Citizens United needs no clarification

In his Jan. 21 commentary "Citizens United: Four years (and billions of dollars) later," Jeremy Schroeder of Common Cause Minnesota proposes a constitutional amendment that would "clarify that constitutional rights apply to real people, not special interests, and that money is not speech." He is wrong to do so.

The problem with Citizens United, if there is one, is neither that it extends First Amendment rights to corporate and other entities nor that, under current law, it permits donors to a cause to remain anonymous. We've recognized a First Amendment right of free speech in such entities for decades, though commercial speech has been deemed the most susceptible to government regulation.

Speech is only one facet of the First Amendment. Another is the right of free association, in this case, the right to associate with others of a like mind in order to press for political change. (Ironically, Common Cause is itself a nonprofit corporation devoted to precisely this concept.) The form in which we gather to voice our concerns is and should be irrelevant to our right to do so.

Schroeder also is wrong when he says that "money is not speech." One might as well limit the use of paper, pen and contemporary media in disseminating one's point of view as limit the amount of money that may be spent in that pursuit. The effect is the same.

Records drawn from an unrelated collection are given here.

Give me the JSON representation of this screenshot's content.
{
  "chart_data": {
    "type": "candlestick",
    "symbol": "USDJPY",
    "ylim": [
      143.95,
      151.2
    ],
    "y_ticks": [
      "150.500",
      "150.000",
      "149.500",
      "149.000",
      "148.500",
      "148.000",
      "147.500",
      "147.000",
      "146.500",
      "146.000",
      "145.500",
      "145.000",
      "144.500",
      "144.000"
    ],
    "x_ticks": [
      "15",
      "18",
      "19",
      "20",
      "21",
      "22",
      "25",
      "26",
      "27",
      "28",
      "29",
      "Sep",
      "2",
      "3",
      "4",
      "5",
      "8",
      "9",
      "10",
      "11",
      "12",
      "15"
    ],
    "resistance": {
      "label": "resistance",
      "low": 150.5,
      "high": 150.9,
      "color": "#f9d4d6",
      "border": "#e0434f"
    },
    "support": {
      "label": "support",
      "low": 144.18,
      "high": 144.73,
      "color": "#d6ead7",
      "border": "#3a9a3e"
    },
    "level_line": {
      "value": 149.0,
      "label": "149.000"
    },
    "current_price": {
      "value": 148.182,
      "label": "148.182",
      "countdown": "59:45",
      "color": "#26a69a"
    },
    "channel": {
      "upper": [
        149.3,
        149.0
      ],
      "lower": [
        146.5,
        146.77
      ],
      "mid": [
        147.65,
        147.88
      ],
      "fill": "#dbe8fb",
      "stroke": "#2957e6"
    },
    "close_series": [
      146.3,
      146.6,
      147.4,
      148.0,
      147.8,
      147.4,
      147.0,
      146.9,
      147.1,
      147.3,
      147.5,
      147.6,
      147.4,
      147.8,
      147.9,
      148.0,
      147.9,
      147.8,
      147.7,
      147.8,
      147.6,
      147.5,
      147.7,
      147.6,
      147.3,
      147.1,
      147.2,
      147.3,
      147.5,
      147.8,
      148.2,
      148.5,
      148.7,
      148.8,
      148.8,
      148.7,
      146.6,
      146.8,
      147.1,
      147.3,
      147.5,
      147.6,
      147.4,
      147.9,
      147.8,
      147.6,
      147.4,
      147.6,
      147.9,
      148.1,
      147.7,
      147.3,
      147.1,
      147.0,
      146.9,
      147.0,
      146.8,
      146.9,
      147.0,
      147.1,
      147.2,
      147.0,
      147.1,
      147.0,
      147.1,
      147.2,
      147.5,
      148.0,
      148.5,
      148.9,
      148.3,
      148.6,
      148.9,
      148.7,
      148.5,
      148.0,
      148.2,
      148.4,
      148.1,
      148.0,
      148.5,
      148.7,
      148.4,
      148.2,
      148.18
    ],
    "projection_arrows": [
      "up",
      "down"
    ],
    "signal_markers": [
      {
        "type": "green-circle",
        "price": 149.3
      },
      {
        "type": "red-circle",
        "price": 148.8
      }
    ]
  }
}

If there is a problem with Citizens United, it is in the anonymity it permits under current law. But is that a problem? Does Common Cause wish to disclose its donors and the amounts they have contributed each year to the public at large? Most likely not. In fact, we have a long tradition of anonymous political discourse in the United States. Schroeder might do well to remember that Thomas Paine published "Common Sense" anonymously 228 years ago this month. The law is not intended to be the tool of either side in a political debate. The Constitution, above all, should be immune from such use.